If you specify --save_model True
the adapter layers will be saved as a state dict. To convert to the regular Hugging Face format and upload to the hub, see: Converting the State Dict.ipynb
If "custom_qlora", "hqq_lora"
training options are used, then only the trainable LoRA parameters will be saved. Before inference, you need to load and quantize the base model again, and separately load the saved LoRA parameters.
You can alternatively test to see if merging base model weights and trained LoRA weights and then quantizing them performs similar to keeping the parameters separately as done during training. To make use of torch.compile
with HQQ, see mobiusml/hqq#18.
While QLoRA finetuning works with FSDP, there are some rough edges to be aware of with this alpha release and our example script.
First, the current release of Transformer AutoModel.from_pretrained
cannot be used to load models into quantized weights, as it does not support the new quant_storage or quantization flag. Loading pretrained models requires writing or using custom model loading code. We provide an example of how to load and quantize a QLoRA model for finetuning in our demo script.
We are actively working with Hugging Face to resolve this incompatibility in future Transformers and PEFT releases.
Secpnd, while FSDP’s Mixed Precision works with QLoRA, practitioners need to be careful to set the MixedPrecision.param_type
to match the Linear4Bit.quant_storage
dtype. Otherwise, FSDP’s Mixed Precision could cast the quantized weights to a different precision, essentially turning them into random weights.
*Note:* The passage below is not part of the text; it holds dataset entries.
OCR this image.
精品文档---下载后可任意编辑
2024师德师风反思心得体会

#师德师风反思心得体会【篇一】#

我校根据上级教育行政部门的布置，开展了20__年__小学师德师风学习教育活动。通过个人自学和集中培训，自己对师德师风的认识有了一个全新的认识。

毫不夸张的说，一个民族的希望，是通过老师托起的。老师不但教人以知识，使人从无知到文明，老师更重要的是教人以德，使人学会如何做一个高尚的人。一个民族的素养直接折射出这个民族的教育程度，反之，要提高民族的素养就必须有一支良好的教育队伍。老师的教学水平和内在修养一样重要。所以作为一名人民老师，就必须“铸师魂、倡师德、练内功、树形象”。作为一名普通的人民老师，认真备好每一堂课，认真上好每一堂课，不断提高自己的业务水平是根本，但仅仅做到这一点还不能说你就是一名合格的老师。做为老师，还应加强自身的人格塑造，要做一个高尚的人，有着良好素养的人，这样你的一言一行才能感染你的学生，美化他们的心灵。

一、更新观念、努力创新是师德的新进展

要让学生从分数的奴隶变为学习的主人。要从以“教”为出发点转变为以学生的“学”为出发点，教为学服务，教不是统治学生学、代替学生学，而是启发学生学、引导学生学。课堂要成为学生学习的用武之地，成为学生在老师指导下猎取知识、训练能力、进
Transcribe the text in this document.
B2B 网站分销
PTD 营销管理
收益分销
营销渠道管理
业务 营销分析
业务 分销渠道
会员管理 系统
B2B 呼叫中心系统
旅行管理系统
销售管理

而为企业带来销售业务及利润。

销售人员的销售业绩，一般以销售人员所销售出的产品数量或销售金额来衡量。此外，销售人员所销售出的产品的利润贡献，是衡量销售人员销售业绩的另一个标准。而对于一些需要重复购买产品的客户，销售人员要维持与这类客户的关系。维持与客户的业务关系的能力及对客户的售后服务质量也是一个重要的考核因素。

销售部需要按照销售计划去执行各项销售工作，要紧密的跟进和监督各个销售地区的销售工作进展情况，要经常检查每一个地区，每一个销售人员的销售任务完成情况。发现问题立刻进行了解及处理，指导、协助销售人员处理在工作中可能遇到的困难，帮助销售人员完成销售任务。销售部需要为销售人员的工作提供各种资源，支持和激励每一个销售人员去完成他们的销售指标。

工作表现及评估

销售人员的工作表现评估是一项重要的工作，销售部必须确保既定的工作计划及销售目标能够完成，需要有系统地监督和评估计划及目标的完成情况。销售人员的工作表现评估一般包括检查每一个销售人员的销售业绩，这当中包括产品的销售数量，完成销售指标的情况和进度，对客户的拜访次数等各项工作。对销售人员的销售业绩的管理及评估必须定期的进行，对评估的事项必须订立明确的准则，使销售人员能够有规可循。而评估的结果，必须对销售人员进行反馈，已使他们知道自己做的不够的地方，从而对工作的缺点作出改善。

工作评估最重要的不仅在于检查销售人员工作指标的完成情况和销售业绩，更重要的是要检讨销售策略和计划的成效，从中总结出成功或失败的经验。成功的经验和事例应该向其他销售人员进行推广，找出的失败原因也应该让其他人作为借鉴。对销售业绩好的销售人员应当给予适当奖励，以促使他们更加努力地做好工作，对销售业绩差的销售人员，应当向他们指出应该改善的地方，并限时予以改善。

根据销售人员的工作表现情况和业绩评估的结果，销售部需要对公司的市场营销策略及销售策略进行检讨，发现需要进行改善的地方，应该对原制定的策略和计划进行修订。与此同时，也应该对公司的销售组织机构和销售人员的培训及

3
Our example script shows how to avoid this potential pitfall, and we will be happy to assist model training libraries in correctly exposing FSDP’s Mixed Precision options to users when training with QLoRA
# BnB QLoRA
export CUDA_VISIBLE_DEVICES=4,5,6,7
python train.py \
--world_size 4 \
--master_port 12356 \
--model_name meta-llama/Llama-2-70b-hf \
--gradient_accumulation_steps 4 \
--batch_size 2 \
--context_length 512 \
--precision bf16_buffers_autocast \
--train_type custom_qlora \
--use_gradient_checkpointing true \
--reentrant_checkpointing true
--use_cpu_offload false \
--log_to stdout \
--dataset alpaca \
# HQQ QLoRA
export CUDA_VISIBLE_DEVICES=4,5,6,7
python train.py \
--world_size 4 \
--master_port 12356 \
--model_name meta-llama/Llama-2-70b-hf \
--gradient_accumulation_steps 4 \
--batch_size 2 \
--context_length 512 \
--precision bf16_buffers_autocast \
--train_type hqq_lora \
--use_gradient_checkpointing true \
--use_cpu_offload false \
--log_to stdout \
--dataset alpaca \
Note: For large batch size or long context training HQQ LoRA is a bit more memory efficient compared to BnB LoRA with re-entrant checkpointing. So if you are running into OOM issues, try using HQQ LoRA.
See fsdp_multi_node.sh
for an example training script using multi-node training with SLURM.